My Kempo Journey. . .So Far

In late November 2016, I stepped foot in a dojo for the first time in my life. I was scared and excited. I didn’t know what to expect. I assumed it wouldn’t be full of people doing crazy kung-fu movie choreography, but other than that? I had no idea what I was getting myself into.

During my entire tenure as a white belt, I came to the dojo fully geared up in gi and pre-tied belt. I would tie the belt at home because it took me fifteen minutes to figure out how to get the damned thing on. Every. Time. It took me nearly three months to figure that thing out.

There is nothing quite so unflattering to the female form as a gi.

Usually when someone tests for their yellow belt (the first colored belt after white), the senseis go easy on them. They’ll get tested in another room, or in the corner where no one else is paying attention to them. Not me. My teacher decided to test me in front of everyone. Li’l old white-belty me.

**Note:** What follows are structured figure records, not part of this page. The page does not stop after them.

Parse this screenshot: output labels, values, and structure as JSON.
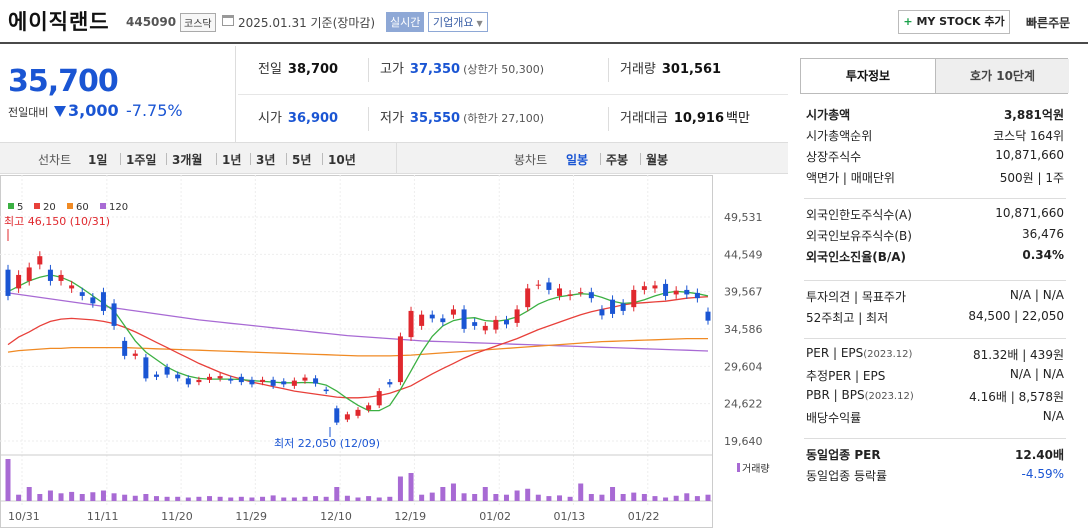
{
  "header": {
    "stock_name": "에이직랜드",
    "stock_code": "445090",
    "market": "코스닥",
    "date_text": "2025.01.31 기준(장마감)",
    "live_label": "실시간",
    "corp_label": "기업개요",
    "mystock_plus": "+",
    "mystock_label": "MY STOCK 추가",
    "quick_order": "빠른주문"
  },
  "price": {
    "current": "35,700",
    "change_label": "전일대비",
    "change_value": "3,000",
    "change_pct": "-7.75%",
    "colors": {
      "down": "#1a55d3",
      "up": "#e0282e"
    }
  },
  "quote": {
    "prev_close": {
      "label": "전일",
      "value": "38,700"
    },
    "high": {
      "label": "고가",
      "value": "37,350",
      "sub": "(상한가 50,300)"
    },
    "volume": {
      "label": "거래량",
      "value": "301,561"
    },
    "open": {
      "label": "시가",
      "value": "36,900"
    },
    "low": {
      "label": "저가",
      "value": "35,550",
      "sub": "(하한가 27,100)"
    },
    "amount": {
      "label": "거래대금",
      "value": "10,916",
      "unit": "백만"
    }
  },
  "period": {
    "line_label": "선차트",
    "line_items": [
      "1일",
      "1주일",
      "3개월",
      "1년",
      "3년",
      "5년",
      "10년"
    ],
    "candle_label": "봉차트",
    "candle_items": [
      "일봉",
      "주봉",
      "월봉"
    ],
    "active_candle": "일봉"
  },
  "chart_data": {
    "type": "candlestick",
    "legend": [
      {
        "name": "5",
        "color": "#3cb043"
      },
      {
        "name": "20",
        "color": "#e8403a"
      },
      {
        "name": "60",
        "color": "#f08a24"
      },
      {
        "name": "120",
        "color": "#a86ad4"
      }
    ],
    "y_ticks": [
      "49,531",
      "44,549",
      "39,567",
      "34,586",
      "29,604",
      "24,622",
      "19,640"
    ],
    "ylim": [
      19640,
      49531
    ],
    "x_ticks": [
      "10/31",
      "11/11",
      "11/20",
      "11/29",
      "12/10",
      "12/19",
      "01/02",
      "01/13",
      "01/22"
    ],
    "high_annotation": "최고 46,150 (10/31)",
    "low_annotation": "최저 22,050 (12/09)",
    "volume_label": "거래량",
    "candles": [
      {
        "o": 42500,
        "c": 39000
      },
      {
        "o": 40000,
        "c": 41800
      },
      {
        "o": 41000,
        "c": 42800
      },
      {
        "o": 43200,
        "c": 44300
      },
      {
        "o": 42500,
        "c": 41000
      },
      {
        "o": 41000,
        "c": 41800
      },
      {
        "o": 40000,
        "c": 40400
      },
      {
        "o": 39500,
        "c": 39000
      },
      {
        "o": 38800,
        "c": 38000
      },
      {
        "o": 39500,
        "c": 37000
      },
      {
        "o": 38000,
        "c": 35000
      },
      {
        "o": 33000,
        "c": 31000
      },
      {
        "o": 31000,
        "c": 31300
      },
      {
        "o": 30800,
        "c": 28000
      },
      {
        "o": 28500,
        "c": 28200
      },
      {
        "o": 29500,
        "c": 28500
      },
      {
        "o": 28500,
        "c": 28000
      },
      {
        "o": 28000,
        "c": 27200
      },
      {
        "o": 27500,
        "c": 27800
      },
      {
        "o": 27800,
        "c": 28200
      },
      {
        "o": 28000,
        "c": 28300
      },
      {
        "o": 27900,
        "c": 27700
      },
      {
        "o": 28200,
        "c": 27500
      },
      {
        "o": 27800,
        "c": 27200
      },
      {
        "o": 27500,
        "c": 27800
      },
      {
        "o": 27800,
        "c": 27000
      },
      {
        "o": 27600,
        "c": 27200
      },
      {
        "o": 27000,
        "c": 27700
      },
      {
        "o": 27700,
        "c": 28100
      },
      {
        "o": 28000,
        "c": 27300
      },
      {
        "o": 26500,
        "c": 26300
      },
      {
        "o": 24000,
        "c": 22100
      },
      {
        "o": 22500,
        "c": 23200
      },
      {
        "o": 23000,
        "c": 23800
      },
      {
        "o": 23800,
        "c": 24400
      },
      {
        "o": 24400,
        "c": 26300
      },
      {
        "o": 27500,
        "c": 27200
      },
      {
        "o": 27500,
        "c": 33600
      },
      {
        "o": 33500,
        "c": 37000
      },
      {
        "o": 35000,
        "c": 36500
      },
      {
        "o": 36500,
        "c": 36000
      },
      {
        "o": 36000,
        "c": 35500
      },
      {
        "o": 36500,
        "c": 37200
      },
      {
        "o": 37200,
        "c": 34600
      },
      {
        "o": 35500,
        "c": 35000
      },
      {
        "o": 34400,
        "c": 35000
      },
      {
        "o": 34500,
        "c": 35800
      },
      {
        "o": 35800,
        "c": 35200
      },
      {
        "o": 35400,
        "c": 37200
      },
      {
        "o": 37500,
        "c": 40000
      },
      {
        "o": 40500,
        "c": 40500
      },
      {
        "o": 40800,
        "c": 39800
      },
      {
        "o": 39000,
        "c": 40000
      },
      {
        "o": 39000,
        "c": 39200
      },
      {
        "o": 39500,
        "c": 39500
      },
      {
        "o": 39500,
        "c": 38700
      },
      {
        "o": 37200,
        "c": 36400
      },
      {
        "o": 38500,
        "c": 36600
      },
      {
        "o": 38000,
        "c": 37000
      },
      {
        "o": 37500,
        "c": 39800
      },
      {
        "o": 39800,
        "c": 40300
      },
      {
        "o": 40000,
        "c": 40400
      },
      {
        "o": 40600,
        "c": 39000
      },
      {
        "o": 39200,
        "c": 39700
      },
      {
        "o": 39800,
        "c": 39200
      },
      {
        "o": 39400,
        "c": 38700
      },
      {
        "o": 36900,
        "c": 35700
      }
    ],
    "volumes": [
      120,
      18,
      40,
      20,
      30,
      22,
      26,
      20,
      25,
      30,
      22,
      18,
      15,
      20,
      14,
      12,
      12,
      10,
      12,
      14,
      12,
      10,
      12,
      10,
      12,
      16,
      10,
      10,
      12,
      14,
      12,
      40,
      15,
      10,
      14,
      10,
      12,
      70,
      80,
      18,
      24,
      40,
      50,
      22,
      20,
      40,
      20,
      18,
      30,
      35,
      18,
      14,
      16,
      12,
      50,
      20,
      18,
      40,
      20,
      24,
      20,
      14,
      10,
      15,
      22,
      14,
      18
    ],
    "ma5": [
      39567,
      40300,
      41000,
      41500,
      41800,
      41500,
      40900,
      40000,
      39000,
      38000,
      37000,
      35000,
      33000,
      31500,
      30500,
      29500,
      28800,
      28300,
      28000,
      27900,
      27900,
      27900,
      27850,
      27700,
      27600,
      27500,
      27400,
      27400,
      27450,
      27400,
      27100,
      26300,
      25300,
      24400,
      23700,
      23700,
      24400,
      26500,
      29000,
      31500,
      33600,
      35000,
      35700,
      36000,
      36100,
      35700,
      35600,
      35800,
      36200,
      37000,
      37900,
      38500,
      38900,
      39100,
      39300,
      39200,
      38800,
      38300,
      38000,
      38100,
      38500,
      39000,
      39400,
      39600,
      39500,
      39300,
      39000
    ],
    "ma20": [
      32500,
      33500,
      34200,
      35000,
      35600,
      35900,
      36000,
      35900,
      35800,
      35600,
      35300,
      34800,
      34200,
      33500,
      32800,
      32100,
      31400,
      30700,
      30000,
      29400,
      28800,
      28300,
      27900,
      27500,
      27200,
      26900,
      26600,
      26300,
      26100,
      25900,
      25700,
      25500,
      25400,
      25400,
      25500,
      25700,
      26000,
      26500,
      27000,
      27800,
      28600,
      29300,
      30000,
      30700,
      31300,
      31800,
      32300,
      32800,
      33300,
      33900,
      34500,
      35000,
      35500,
      36000,
      36500,
      36900,
      37200,
      37500,
      37800,
      38000,
      38100,
      38200,
      38300,
      38500,
      38700,
      38800,
      38900
    ],
    "ma60": [
      31500,
      31700,
      31800,
      31900,
      32000,
      32000,
      32100,
      32100,
      32100,
      32100,
      32100,
      32100,
      32050,
      32000,
      31950,
      31900,
      31850,
      31800,
      31750,
      31700,
      31650,
      31600,
      31550,
      31500,
      31450,
      31400,
      31350,
      31300,
      31250,
      31200,
      31150,
      31100,
      31050,
      31000,
      31000,
      31000,
      31000,
      31050,
      31100,
      31200,
      31300,
      31400,
      31500,
      31600,
      31700,
      31800,
      31900,
      32000,
      32100,
      32200,
      32300,
      32400,
      32500,
      32600,
      32700,
      32800,
      32900,
      32950,
      33000,
      33050,
      33100,
      33150,
      33200,
      33250,
      33300,
      33300,
      33300
    ],
    "ma120": [
      39400,
      39200,
      39000,
      38800,
      38600,
      38400,
      38200,
      38000,
      37800,
      37600,
      37400,
      37200,
      37000,
      36800,
      36600,
      36400,
      36200,
      36000,
      35800,
      35650,
      35500,
      35350,
      35200,
      35050,
      34900,
      34750,
      34600,
      34450,
      34300,
      34150,
      34000,
      33850,
      33700,
      33600,
      33500,
      33400,
      33300,
      33200,
      33100,
      33000,
      32950,
      32900,
      32850,
      32800,
      32750,
      32700,
      32650,
      32600,
      32550,
      32500,
      32450,
      32400,
      32350,
      32300,
      32250,
      32200,
      32150,
      32100,
      32050,
      32000,
      31950,
      31900,
      31850,
      31800,
      31750,
      31700,
      31650
    ]
  },
  "side": {
    "tab1": "투자정보",
    "tab2": "호가 10단계",
    "sec1": [
      {
        "k": "시가총액",
        "v": "3,881억원",
        "bold": true
      },
      {
        "k": "시가총액순위",
        "v": "코스닥 164위"
      },
      {
        "k": "상장주식수",
        "v": "10,871,660"
      },
      {
        "k": "액면가 | 매매단위",
        "v": "500원 | 1주"
      }
    ],
    "sec2": [
      {
        "k": "외국인한도주식수(A)",
        "v": "10,871,660"
      },
      {
        "k": "외국인보유주식수(B)",
        "v": "36,476"
      },
      {
        "k": "외국인소진율(B/A)",
        "v": "0.34%",
        "bold": true
      }
    ],
    "sec3": [
      {
        "k": "투자의견 | 목표주가",
        "v": "N/A | N/A"
      },
      {
        "k": "52주최고 | 최저",
        "v": "84,500 | 22,050"
      }
    ],
    "sec4": [
      {
        "k": "PER | EPS",
        "ksub": "(2023.12)",
        "v": "81.32배 | 439원"
      },
      {
        "k": "추정PER | EPS",
        "v": "N/A | N/A"
      },
      {
        "k": "PBR | BPS",
        "ksub": "(2023.12)",
        "v": "4.16배 | 8,578원"
      },
      {
        "k": "배당수익률",
        "v": "N/A"
      }
    ],
    "sec5": [
      {
        "k": "동일업종 PER",
        "v": "12.40배",
        "bold": true
      },
      {
        "k": "동일업종 등락률",
        "v": "-4.59%",
        "blue": true
      }
    ]
  }
}
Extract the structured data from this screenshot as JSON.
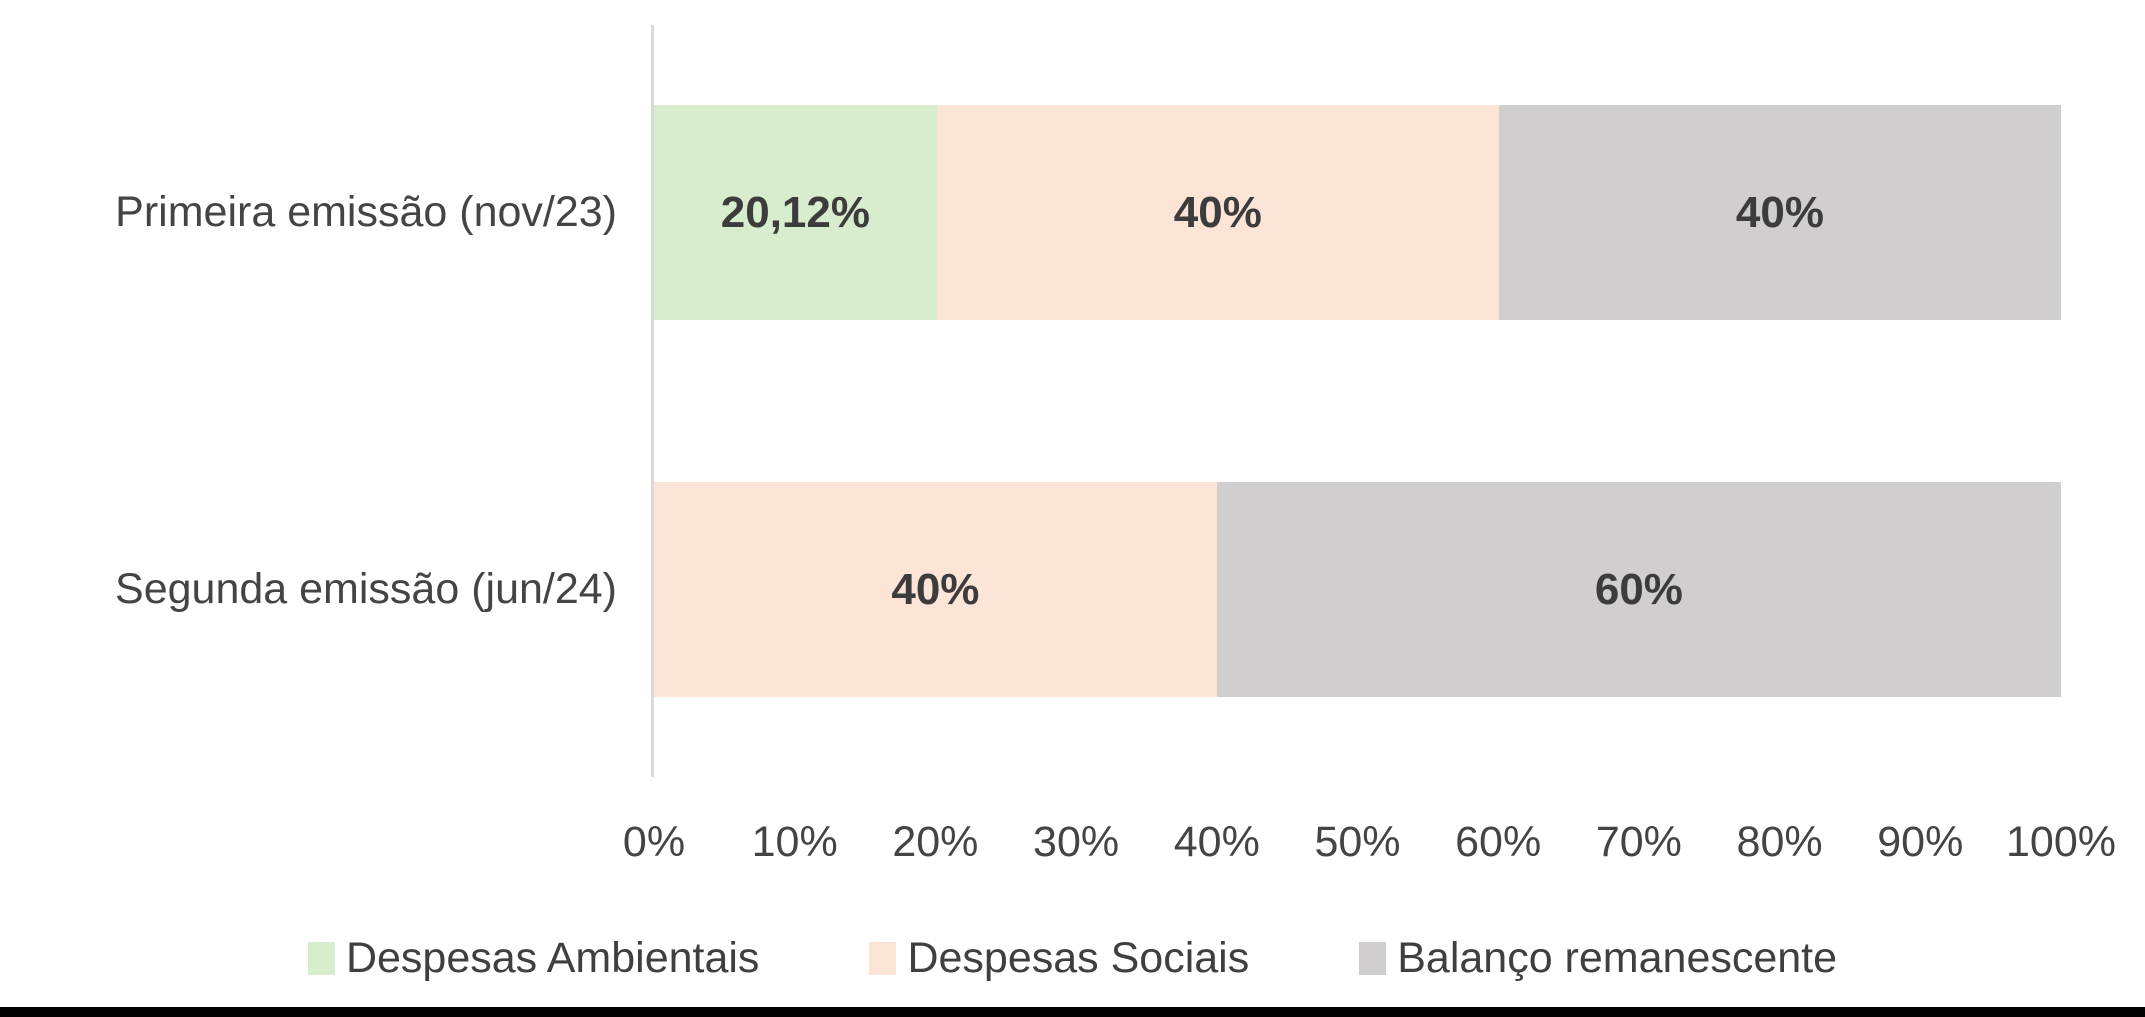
{
  "chart_data": {
    "type": "bar",
    "orientation": "horizontal",
    "stacked": true,
    "title": "",
    "categories": [
      "Primeira emissão (nov/23)",
      "Segunda emissão (jun/24)"
    ],
    "series": [
      {
        "name": "Despesas Ambientais",
        "color": "#d7edce",
        "values": [
          20.12,
          0
        ],
        "labels": [
          "20,12%",
          ""
        ]
      },
      {
        "name": "Despesas Sociais",
        "color": "#fce4d6",
        "values": [
          40,
          40
        ],
        "labels": [
          "40%",
          "40%"
        ]
      },
      {
        "name": "Balanço remanescente",
        "color": "#d0cece",
        "values": [
          40,
          60
        ],
        "labels": [
          "40%",
          "60%"
        ]
      }
    ],
    "x_axis": {
      "min": 0,
      "max": 100,
      "tick_labels": [
        "0%",
        "10%",
        "20%",
        "30%",
        "40%",
        "50%",
        "60%",
        "70%",
        "80%",
        "90%",
        "100%"
      ]
    },
    "legend_position": "bottom",
    "grid": false,
    "colors": {
      "axis_line": "#d9d9d9",
      "data_label_text": "#3c3c3c",
      "axis_text": "#444444",
      "bottom_strip": "#010101"
    }
  }
}
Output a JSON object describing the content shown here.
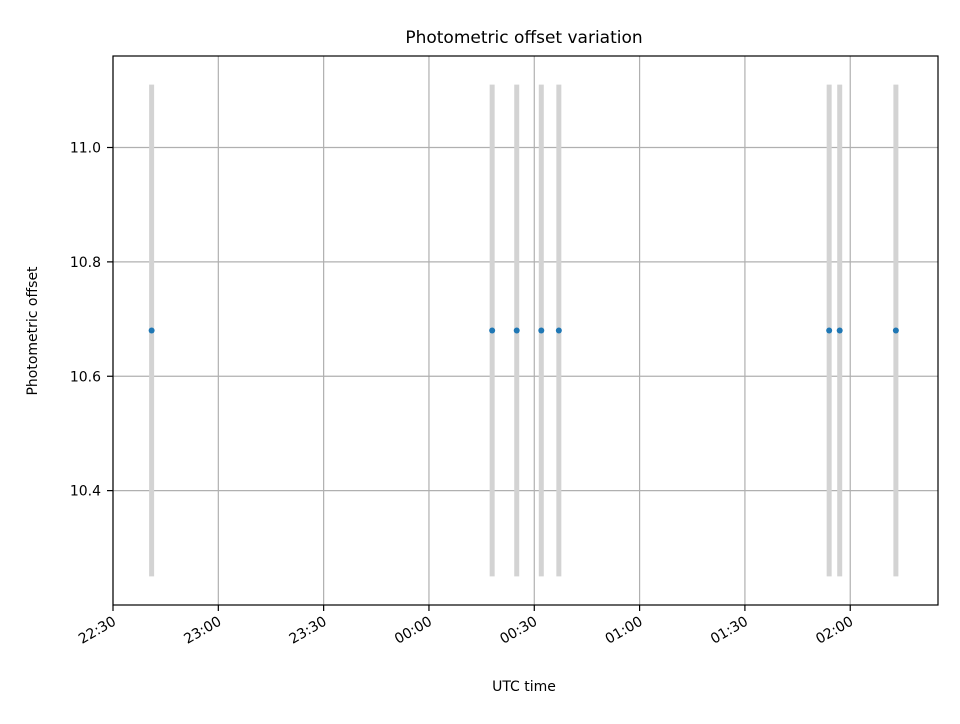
{
  "chart_data": {
    "type": "scatter",
    "title": "Photometric offset variation",
    "xlabel": "UTC time",
    "ylabel": "Photometric offset",
    "xlim": [
      "22:30",
      "02:25"
    ],
    "ylim": [
      10.2,
      11.16
    ],
    "x_ticks": [
      "22:30",
      "23:00",
      "23:30",
      "00:00",
      "00:30",
      "01:00",
      "01:30",
      "02:00"
    ],
    "y_ticks": [
      "10.4",
      "10.6",
      "10.8",
      "11.0"
    ],
    "grid": true,
    "x": [
      "22:41",
      "00:18",
      "00:25",
      "00:32",
      "00:37",
      "01:54",
      "01:57",
      "02:13"
    ],
    "y": [
      10.68,
      10.68,
      10.68,
      10.68,
      10.68,
      10.68,
      10.68,
      10.68
    ],
    "error_low": [
      10.25,
      10.25,
      10.25,
      10.25,
      10.25,
      10.25,
      10.25,
      10.25
    ],
    "error_high": [
      11.11,
      11.11,
      11.11,
      11.11,
      11.11,
      11.11,
      11.11,
      11.11
    ],
    "point_color": "#1f77b4",
    "errorbar_color": "#d3d3d3",
    "grid_color": "#b0b0b0"
  }
}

Thank goodness he hasn’t done that since.

So proud of this yellow belt! I finally wasn’t a newb anymore.

I moved through the rest of the beginner belts at a decent clip. Each of the beginner belts required a minimum of fifteen classes before you could test (and you had to prove you knew your stuff before they’d consider it). I was always ready by then, if not sooner.

White, yellow, orange, and purple. These are the belts of Beginner Kempo Jiujitsu.

At our dojo, most of the tests are low-key and unofficial. You have to be able to do the required techniques and form efficiently and well, but the tests generally don’t take longer than fifteen minutes or so.

We do, however, have milestone tests that are longer and harder. You have to show that you know all of the techniques and forms up to that point. There is also physical training involved: drills, sparring, burpees, push-ups, and all kinds of other tests. You first experience this at Blue Belt (the transition from beginner to intermediate).

I was not prepared for the intensity of the Blue Belt test. If I’m being honest, I think my classmate and I were both tested harder than some others have been since. They put us through our paces, and I wasn’t ready for it. I wasn’t completely unprepared, but whatever I was expecting, it wasn’t what I experienced.

But it was a good experience.

My blue belt: this was when I realized I was in this for the long haul. 

At First-Degree Green Belt, my next rank promotion is Brown Belt. There are no more low-key, unofficial tests for me. Everything from here on out is considered a milestone test. For every stripe (three for brown), and color promotion thereafter (black and its red stripes) each test will be a long, difficult process of remembering everything and being pushed to my physical limits.

At Kempo camp this past August, my sparring partner and I (the one in black) run a technique while Sensei watches. Picture courtesy of Martial Way Self Defense.

This time, I’m in no rush to test. Since I’m taking it slow, I have the chance to enjoy the process. I can fine-tune my punching/blocking/kicking techniques. I can start practicing everything on the left instead of playing it safe and doing everything on the right. I can help the lower ranks on the things they’re learning. Because helping them helps me.

I am so immensely grateful I found this dojo and the community that is thriving there. As a non-sporty person, this is really my first experience pushing myself like this. It is fun and challenging. There is always something new to learn, and always another way to push yourself a little farther. If that’s what you want to do.

I once again get scared and excited to think about the Brown Belt test. It will be a huge accomplishment when I receive that promotion.

But for now, I’m happy just to go and kick the living shit out of a kick shield of an evening.

I prefer to keep my eyes shut when getting elbowed in the jaw. Adds to the excitement (photo courtesy of Martial Way Self Defense).